E foi a “grande fama” decorrente das curas “sem nada cobrar” que fez com que os irmãos conquistassem muitos adeptos para à fé cristã. Mas, isso teria incomodado o governador da região à época, Deocleciano, que determinou a morte da dupla. E nesse capítulo especial da vida dos irmãos santos reside uma particularidade: segundo a Igreja Católica, ele teriam sido submetidos a uma série de suplícios antes de finalmente serem mortos, com golpes de espada.

Como descreve o 'Il Santo Del Giorno’, uma apresentação de santos de todos os tempos, que são considerados como exemplos de vida cristã, Cosme e Damião foram primeiramente condenados ao apedrejamento, mas pedras voltavam contra os perseguidores. Em seguida, foram colocados no paredão para que quatro soldados os atravessassem com setas, "mas os dardos voltavam para trás e feriam a muitos, porém os santos nada sofriam”. Por esse motivo, então, acabaram sendo decapitados por uma espada.
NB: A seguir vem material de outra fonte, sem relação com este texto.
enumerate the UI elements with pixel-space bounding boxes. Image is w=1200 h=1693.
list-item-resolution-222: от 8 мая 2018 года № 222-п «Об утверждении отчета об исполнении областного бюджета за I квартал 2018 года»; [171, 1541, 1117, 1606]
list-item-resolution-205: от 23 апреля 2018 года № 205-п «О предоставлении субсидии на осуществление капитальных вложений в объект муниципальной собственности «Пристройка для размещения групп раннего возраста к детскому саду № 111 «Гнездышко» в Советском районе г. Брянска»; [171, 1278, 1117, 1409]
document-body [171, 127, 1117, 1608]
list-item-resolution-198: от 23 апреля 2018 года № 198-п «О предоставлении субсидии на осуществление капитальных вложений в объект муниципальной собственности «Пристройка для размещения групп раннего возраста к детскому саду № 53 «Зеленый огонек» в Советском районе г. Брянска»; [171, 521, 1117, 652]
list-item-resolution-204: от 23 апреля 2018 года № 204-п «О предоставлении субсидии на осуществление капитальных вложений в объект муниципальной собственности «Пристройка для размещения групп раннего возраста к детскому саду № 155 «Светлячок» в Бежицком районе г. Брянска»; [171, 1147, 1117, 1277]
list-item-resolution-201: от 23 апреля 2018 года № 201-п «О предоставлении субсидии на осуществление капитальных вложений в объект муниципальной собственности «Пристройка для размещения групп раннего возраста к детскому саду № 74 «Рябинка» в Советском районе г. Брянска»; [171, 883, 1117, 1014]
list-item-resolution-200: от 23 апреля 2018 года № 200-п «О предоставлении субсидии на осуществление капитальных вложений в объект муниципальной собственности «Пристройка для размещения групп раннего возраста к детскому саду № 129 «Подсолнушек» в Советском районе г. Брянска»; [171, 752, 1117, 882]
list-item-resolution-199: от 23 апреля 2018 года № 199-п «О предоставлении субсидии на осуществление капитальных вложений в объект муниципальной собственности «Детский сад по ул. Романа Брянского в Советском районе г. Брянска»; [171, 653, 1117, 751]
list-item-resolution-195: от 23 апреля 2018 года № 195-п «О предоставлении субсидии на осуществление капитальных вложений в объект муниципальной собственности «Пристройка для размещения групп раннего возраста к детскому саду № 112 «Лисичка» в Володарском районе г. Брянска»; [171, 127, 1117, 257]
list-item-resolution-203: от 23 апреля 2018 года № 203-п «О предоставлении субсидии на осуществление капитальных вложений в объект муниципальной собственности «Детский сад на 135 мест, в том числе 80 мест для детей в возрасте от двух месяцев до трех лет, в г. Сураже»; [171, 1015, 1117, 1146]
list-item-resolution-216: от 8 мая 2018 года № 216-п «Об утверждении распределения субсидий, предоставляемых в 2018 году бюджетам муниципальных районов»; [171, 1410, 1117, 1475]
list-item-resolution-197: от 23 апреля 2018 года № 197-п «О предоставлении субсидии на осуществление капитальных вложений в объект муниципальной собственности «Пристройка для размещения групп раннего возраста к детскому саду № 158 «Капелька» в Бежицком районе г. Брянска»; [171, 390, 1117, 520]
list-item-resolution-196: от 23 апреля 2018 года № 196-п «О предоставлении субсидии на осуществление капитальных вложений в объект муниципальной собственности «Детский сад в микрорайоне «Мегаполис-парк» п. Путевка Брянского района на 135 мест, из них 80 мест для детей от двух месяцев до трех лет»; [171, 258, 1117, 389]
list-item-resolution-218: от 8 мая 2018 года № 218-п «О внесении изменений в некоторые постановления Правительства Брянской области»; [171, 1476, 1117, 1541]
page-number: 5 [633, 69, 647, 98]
Já o costume de celebrar a data dedicada aos irmãos santos com a distribuição de doces e guloseimas é tipicamente brasileira e tem no sincretismo uma das explicações. Como os senhores de terras e engenhos portugueses não eram simpáticos às práticas religiosas trazidas pelos negros africanos, os antigos escravos, como forma de camuflar suas crenças, passaram a associar seus orixás a santos da Igreja Católica. E as crianças, que em algumas religiões africanas são chamadas de Ibeijis, e também são gêmeos, foram relacionadas aos santos católicos Cosme e Damião.
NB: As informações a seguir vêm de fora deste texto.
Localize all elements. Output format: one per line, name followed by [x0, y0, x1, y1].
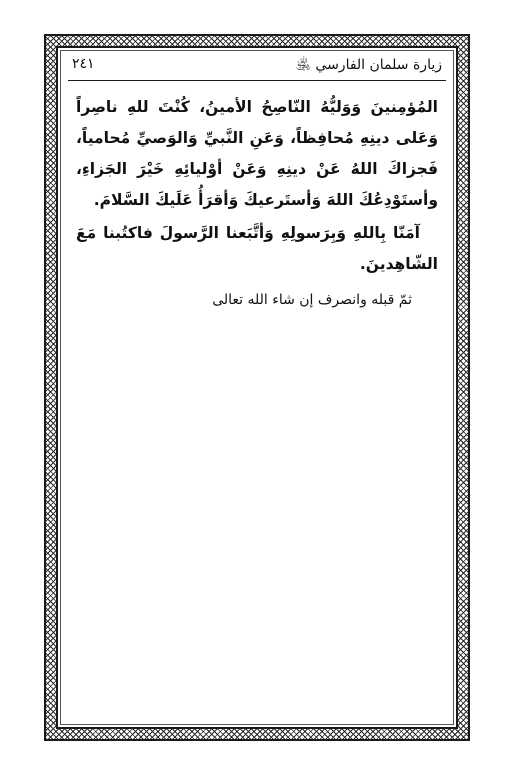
header-divider: [68, 80, 446, 81]
page-area: [56, 46, 458, 729]
header-title: زيارة سلمان الفارسي ﵁: [295, 57, 442, 73]
closing-note: ثمّ قبله وانصرف إن شاء الله تعالى: [212, 292, 412, 308]
running-header: [72, 54, 442, 78]
page-number: ٢٤١: [72, 56, 95, 72]
paragraph-1: المُؤمِنينَ وَوَليُّهُ النّاصِحُ الأمينُ، كُنْتَ للهِ ناصِراً وَعَلى دينِهِ مُحافِظاً، وَعَنِ النَّبيِّ وَالوَصيِّ مُحامياً، فَجزاكَ اللهُ عَنْ دينِهِ وَعَنْ أوْليائِهِ خَيْرَ الجَزاءِ، وأستَوْدِعُكَ اللهَ وَأستَرعيكَ وَأقرَأُ عَلَيكَ السَّلامَ.: [76, 98, 438, 209]
decorative-page-border: [44, 34, 470, 741]
paragraph-2: آمَنّا بِاللهِ وَبِرَسولِهِ وَأتَّبَعنا الرَّسولَ فاكتُبنا مَعَ الشّاهِدينَ.: [76, 224, 438, 273]
page-body: [76, 92, 438, 314]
Também nas religiões de matriz africana, algumas imagens de Cosme e Damião trazem uma terceira criança menor entre os irmãos. Trata-se do Doum. Várias lendas explicam que, na realidade, os gêmeos eram três e que, com a morte de Doum, os outros dois irmãos se tornaram médicos para curar a todas as crianças, sempre de forma gratuita. Doum é considerado o protetor das crianças até sete anos.